X-energy $XE jumps 27% in debut after $1.02B IPO prices at $23
Original: Nuclear reactor company X-energy shares surge 27% as AI drives interest in its IPO View original →
X-energy $XE jumped 27% in its Nasdaq debut on April 24, closing at $29.20 after opening at $30.11. CNBC reported the stock followed an upsized IPO priced at $23 per share, above the marketed $16 to $19 range. That pushed the company through the $1B raise threshold in the skill's Tier-1 IPO filter on day one.
X-energy's IPO announcement said the company sold 44,254,659 Class A shares at $23 and gave underwriters a 30-day option to buy up to 6,638,198 more. The raise totaled roughly $1.02B before any greenshoe exercise. CNBC said it was the largest nuclear public offering on record, a sign that public-market investors are now willing to fund long-duration power infrastructure when the AI build-out creates a clear electricity-demand story.
- IPO price: $23 per share vs initial $16 to $19 range
- Capital raised: about $1.02B
- Debut trading: opened at $30.11, closed at $29.20, up 27%
- Order pipeline: more than 11 gigawatts
- Amazon deployment target: 5 gigawatts in the U.S. by 2039
The business case is not just ticker momentum. CNBC said X-energy's XE-100 reactor produces 80 megawatts and can be combined into 960-megawatt configurations, while the company is already working with Amazon, Dow and Centrica. It is also developing a 320-megawatt first project with Energy Northwest. That matters because the current nuclear trade is being repriced around deployable capacity and contracted demand, not around distant research milestones.

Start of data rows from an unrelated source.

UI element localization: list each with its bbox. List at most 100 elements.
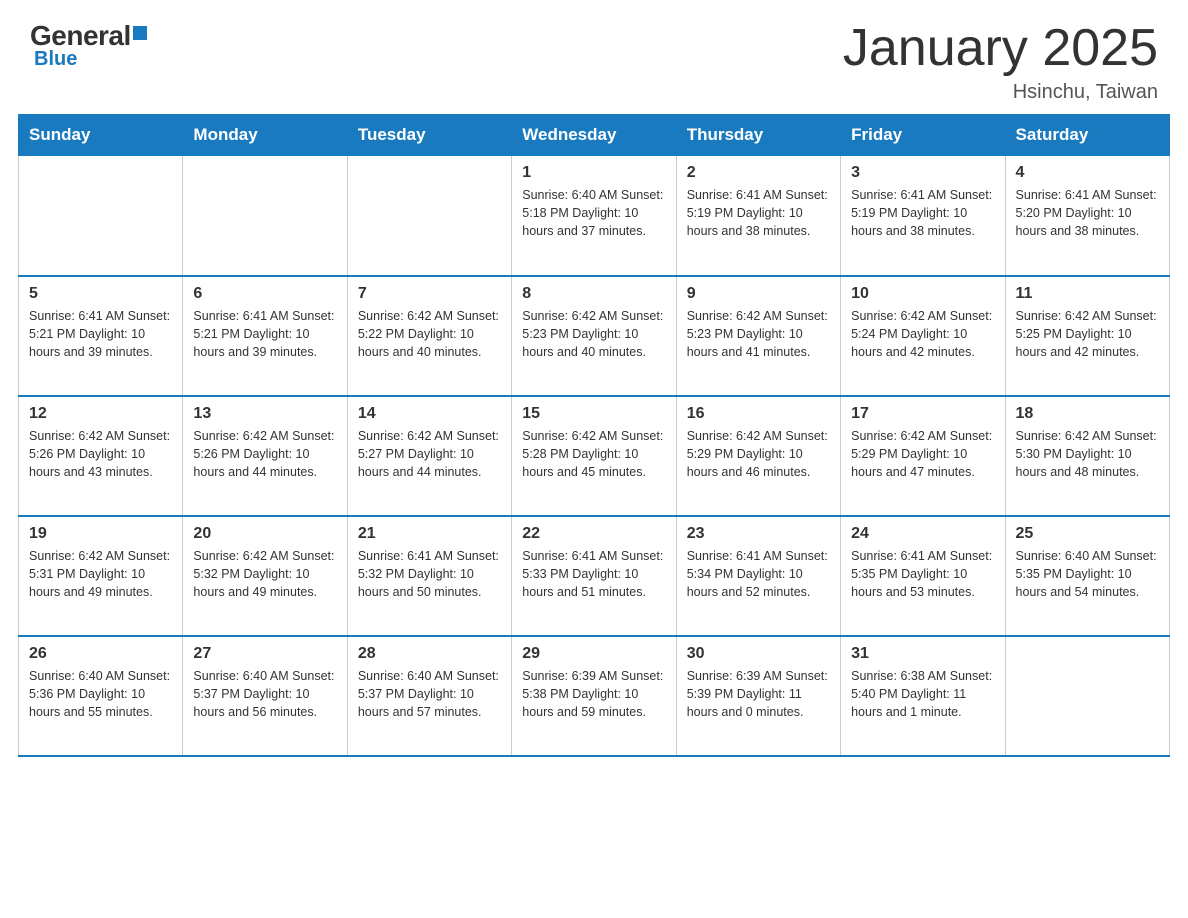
day-number: 20: [193, 525, 336, 543]
day-info: Sunrise: 6:42 AM Sunset: 5:25 PM Dayligh…: [1016, 307, 1159, 361]
calendar-cell: 10 Sunrise: 6:42 AM Sunset: 5:24 PM Dayli…: [841, 276, 1005, 396]
day-info: Sunrise: 6:42 AM Sunset: 5:26 PM Dayligh…: [193, 427, 336, 481]
calendar-cell: 2 Sunrise: 6:41 AM Sunset: 5:19 PM Daylig…: [676, 156, 840, 276]
column-header-thursday: Thursday: [676, 115, 840, 156]
day-number: 10: [851, 285, 994, 303]
day-number: 4: [1016, 164, 1159, 182]
day-number: 8: [522, 285, 665, 303]
day-info: Sunrise: 6:42 AM Sunset: 5:23 PM Dayligh…: [522, 307, 665, 361]
calendar-cell: 23 Sunrise: 6:41 AM Sunset: 5:34 PM Dayli…: [676, 516, 840, 636]
calendar-cell: 8 Sunrise: 6:42 AM Sunset: 5:23 PM Daylig…: [512, 276, 676, 396]
day-number: 27: [193, 645, 336, 663]
day-info: Sunrise: 6:42 AM Sunset: 5:22 PM Dayligh…: [358, 307, 501, 361]
calendar-week-row: 1 Sunrise: 6:40 AM Sunset: 5:18 PM Daylig…: [19, 156, 1170, 276]
day-number: 26: [29, 645, 172, 663]
calendar-cell: 3Sunrise: 6:41 AM Sunset: 5:19 PM Daylig…: [841, 156, 1005, 276]
calendar-cell: 11 Sunrise: 6:42 AM Sunset: 5:25 PM Dayli…: [1005, 276, 1169, 396]
calendar-cell: 4 Sunrise: 6:41 AM Sunset: 5:20 PM Daylig…: [1005, 156, 1169, 276]
day-info: Sunrise: 6:41 AM Sunset: 5:19 PM Dayligh…: [687, 186, 830, 240]
day-number: 11: [1016, 285, 1159, 303]
day-info: Sunrise: 6:41 AM Sunset: 5:33 PM Dayligh…: [522, 547, 665, 601]
day-info: Sunrise: 6:41 AM Sunset: 5:34 PM Dayligh…: [687, 547, 830, 601]
day-info: Sunrise: 6:41 AM Sunset: 5:19 PM Dayligh…: [851, 186, 994, 240]
logo: General Blue: [30, 20, 147, 71]
day-info: Sunrise: 6:41 AM Sunset: 5:21 PM Dayligh…: [29, 307, 172, 361]
day-info: Sunrise: 6:41 AM Sunset: 5:20 PM Dayligh…: [1016, 186, 1159, 240]
calendar-cell: 25Sunrise: 6:40 AM Sunset: 5:35 PM Dayli…: [1005, 516, 1169, 636]
page-title: January 2025: [843, 20, 1158, 77]
column-header-wednesday: Wednesday: [512, 115, 676, 156]
column-header-sunday: Sunday: [19, 115, 183, 156]
calendar-week-row: 5 Sunrise: 6:41 AM Sunset: 5:21 PM Daylig…: [19, 276, 1170, 396]
calendar-cell: [1005, 636, 1169, 756]
day-info: Sunrise: 6:42 AM Sunset: 5:28 PM Dayligh…: [522, 427, 665, 481]
day-info: Sunrise: 6:39 AM Sunset: 5:38 PM Dayligh…: [522, 667, 665, 721]
day-number: 1: [522, 164, 665, 182]
day-info: Sunrise: 6:42 AM Sunset: 5:32 PM Dayligh…: [193, 547, 336, 601]
title-section: January 2025 Hsinchu, Taiwan: [843, 20, 1158, 104]
column-header-friday: Friday: [841, 115, 1005, 156]
day-info: Sunrise: 6:40 AM Sunset: 5:35 PM Dayligh…: [1016, 547, 1159, 601]
calendar-cell: 24 Sunrise: 6:41 AM Sunset: 5:35 PM Dayli…: [841, 516, 1005, 636]
day-info: Sunrise: 6:41 AM Sunset: 5:21 PM Dayligh…: [193, 307, 336, 361]
day-number: 17: [851, 405, 994, 423]
day-number: 19: [29, 525, 172, 543]
logo-triangle-icon: [133, 26, 147, 40]
day-number: 24: [851, 525, 994, 543]
calendar-cell: 12Sunrise: 6:42 AM Sunset: 5:26 PM Dayli…: [19, 396, 183, 516]
day-info: Sunrise: 6:42 AM Sunset: 5:27 PM Dayligh…: [358, 427, 501, 481]
day-number: 14: [358, 405, 501, 423]
day-number: 23: [687, 525, 830, 543]
calendar-cell: 9Sunrise: 6:42 AM Sunset: 5:23 PM Daylig…: [676, 276, 840, 396]
day-number: 18: [1016, 405, 1159, 423]
day-number: 2: [687, 164, 830, 182]
calendar-cell: 1 Sunrise: 6:40 AM Sunset: 5:18 PM Daylig…: [512, 156, 676, 276]
calendar-container: SundayMondayTuesdayWednesdayThursdayFrid…: [0, 114, 1188, 775]
calendar-week-row: 19 Sunrise: 6:42 AM Sunset: 5:31 PM Dayli…: [19, 516, 1170, 636]
calendar-week-row: 12Sunrise: 6:42 AM Sunset: 5:26 PM Dayli…: [19, 396, 1170, 516]
page-subtitle: Hsinchu, Taiwan: [843, 81, 1158, 104]
calendar-header-row: SundayMondayTuesdayWednesdayThursdayFrid…: [19, 115, 1170, 156]
calendar-cell: 5 Sunrise: 6:41 AM Sunset: 5:21 PM Daylig…: [19, 276, 183, 396]
calendar-cell: 26Sunrise: 6:40 AM Sunset: 5:36 PM Dayli…: [19, 636, 183, 756]
logo-blue-label: Blue: [34, 48, 77, 71]
day-number: 13: [193, 405, 336, 423]
column-header-monday: Monday: [183, 115, 347, 156]
day-info: Sunrise: 6:39 AM Sunset: 5:39 PM Dayligh…: [687, 667, 830, 721]
day-info: Sunrise: 6:42 AM Sunset: 5:31 PM Dayligh…: [29, 547, 172, 601]
day-number: 6: [193, 285, 336, 303]
day-info: Sunrise: 6:40 AM Sunset: 5:37 PM Dayligh…: [358, 667, 501, 721]
calendar-cell: 13 Sunrise: 6:42 AM Sunset: 5:26 PM Dayli…: [183, 396, 347, 516]
day-info: Sunrise: 6:41 AM Sunset: 5:35 PM Dayligh…: [851, 547, 994, 601]
day-number: 22: [522, 525, 665, 543]
calendar-cell: 20 Sunrise: 6:42 AM Sunset: 5:32 PM Dayli…: [183, 516, 347, 636]
calendar-cell: 19 Sunrise: 6:42 AM Sunset: 5:31 PM Dayli…: [19, 516, 183, 636]
day-info: Sunrise: 6:42 AM Sunset: 5:29 PM Dayligh…: [851, 427, 994, 481]
day-number: 9: [687, 285, 830, 303]
calendar-cell: [347, 156, 511, 276]
calendar-cell: 28 Sunrise: 6:40 AM Sunset: 5:37 PM Dayli…: [347, 636, 511, 756]
calendar-cell: 18 Sunrise: 6:42 AM Sunset: 5:30 PM Dayli…: [1005, 396, 1169, 516]
day-number: 29: [522, 645, 665, 663]
day-info: Sunrise: 6:38 AM Sunset: 5:40 PM Dayligh…: [851, 667, 994, 721]
day-number: 31: [851, 645, 994, 663]
calendar-cell: 22 Sunrise: 6:41 AM Sunset: 5:33 PM Dayli…: [512, 516, 676, 636]
day-number: 5: [29, 285, 172, 303]
calendar-cell: [19, 156, 183, 276]
calendar-week-row: 26Sunrise: 6:40 AM Sunset: 5:36 PM Dayli…: [19, 636, 1170, 756]
day-info: Sunrise: 6:42 AM Sunset: 5:24 PM Dayligh…: [851, 307, 994, 361]
day-number: 7: [358, 285, 501, 303]
day-info: Sunrise: 6:42 AM Sunset: 5:30 PM Dayligh…: [1016, 427, 1159, 481]
day-number: 21: [358, 525, 501, 543]
day-info: Sunrise: 6:40 AM Sunset: 5:18 PM Dayligh…: [522, 186, 665, 240]
day-info: Sunrise: 6:42 AM Sunset: 5:26 PM Dayligh…: [29, 427, 172, 481]
column-header-saturday: Saturday: [1005, 115, 1169, 156]
calendar-cell: 31 Sunrise: 6:38 AM Sunset: 5:40 PM Dayli…: [841, 636, 1005, 756]
day-info: Sunrise: 6:41 AM Sunset: 5:32 PM Dayligh…: [358, 547, 501, 601]
calendar-table: SundayMondayTuesdayWednesdayThursdayFrid…: [18, 114, 1170, 757]
day-number: 28: [358, 645, 501, 663]
column-header-tuesday: Tuesday: [347, 115, 511, 156]
calendar-cell: 7 Sunrise: 6:42 AM Sunset: 5:22 PM Daylig…: [347, 276, 511, 396]
calendar-cell: 29 Sunrise: 6:39 AM Sunset: 5:38 PM Dayli…: [512, 636, 676, 756]
day-number: 15: [522, 405, 665, 423]
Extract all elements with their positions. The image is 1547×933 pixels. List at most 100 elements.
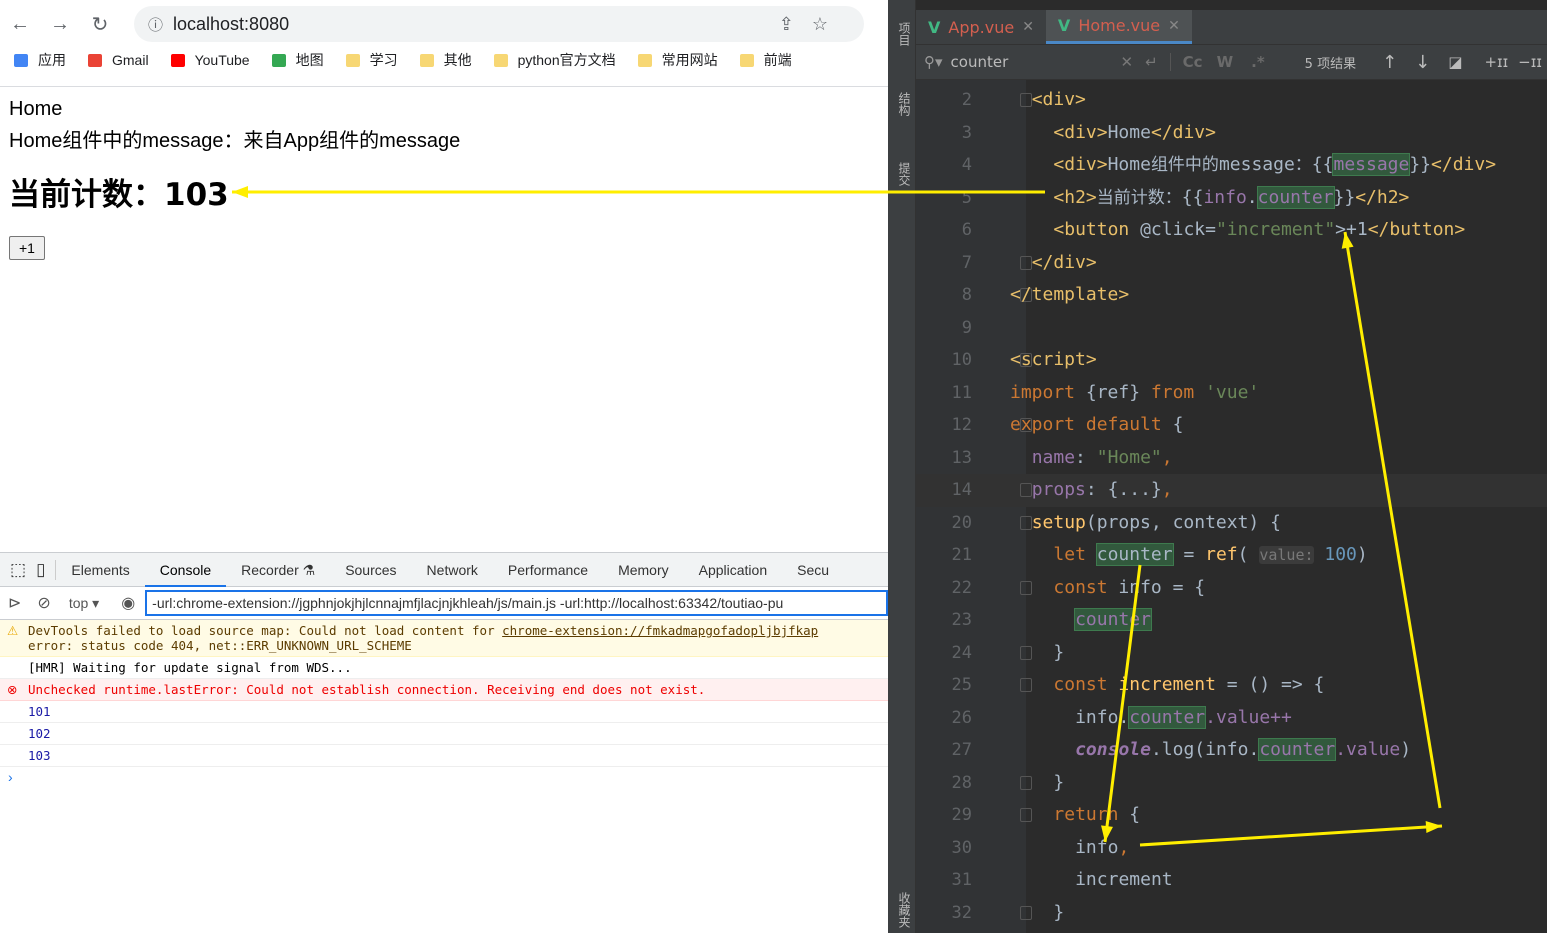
- code-line[interactable]: 14 props: {...},: [916, 474, 1547, 507]
- code-line[interactable]: 5 <h2>当前计数：{{info.counter}}</h2>: [916, 182, 1547, 215]
- devtools-tab[interactable]: Elements: [56, 553, 144, 587]
- code-line[interactable]: 10 <script>: [916, 344, 1547, 377]
- code-line[interactable]: 26 info.counter.value++: [916, 702, 1547, 735]
- code-line[interactable]: 30 info,: [916, 832, 1547, 865]
- side-label-project[interactable]: 项目: [896, 22, 913, 46]
- code-line[interactable]: 21 let counter = ref( value: 100): [916, 539, 1547, 572]
- code-line[interactable]: 13 name: "Home",: [916, 442, 1547, 475]
- source-link[interactable]: chrome-extension://fmkadmapgofadopljbjfk…: [502, 623, 818, 638]
- close-icon[interactable]: ✕: [1168, 18, 1180, 34]
- code-line[interactable]: 29 return {: [916, 799, 1547, 832]
- remove-occurrence-icon[interactable]: −ɪɪ: [1518, 53, 1542, 71]
- reload-icon[interactable]: ↻: [80, 12, 120, 37]
- whole-words-button[interactable]: W: [1217, 53, 1234, 71]
- code-line[interactable]: 22 const info = {: [916, 572, 1547, 605]
- fold-icon[interactable]: [1020, 93, 1032, 107]
- select-all-icon[interactable]: ◪: [1448, 53, 1462, 71]
- code-line[interactable]: 27 console.log(info.counter.value): [916, 734, 1547, 767]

The next checkpoint is execution. The IPO is expected to close on April 27, and investors will want to see the final SEC prospectus, permitting progress and whether early commercial partners convert the 11-gigawatt pipeline into signed projects and revenue. A 27% first-day pop prices in enthusiasm; the harder part starts with licensing, construction and delivery.
Not investment advice. Verify all figures with primary sources before acting.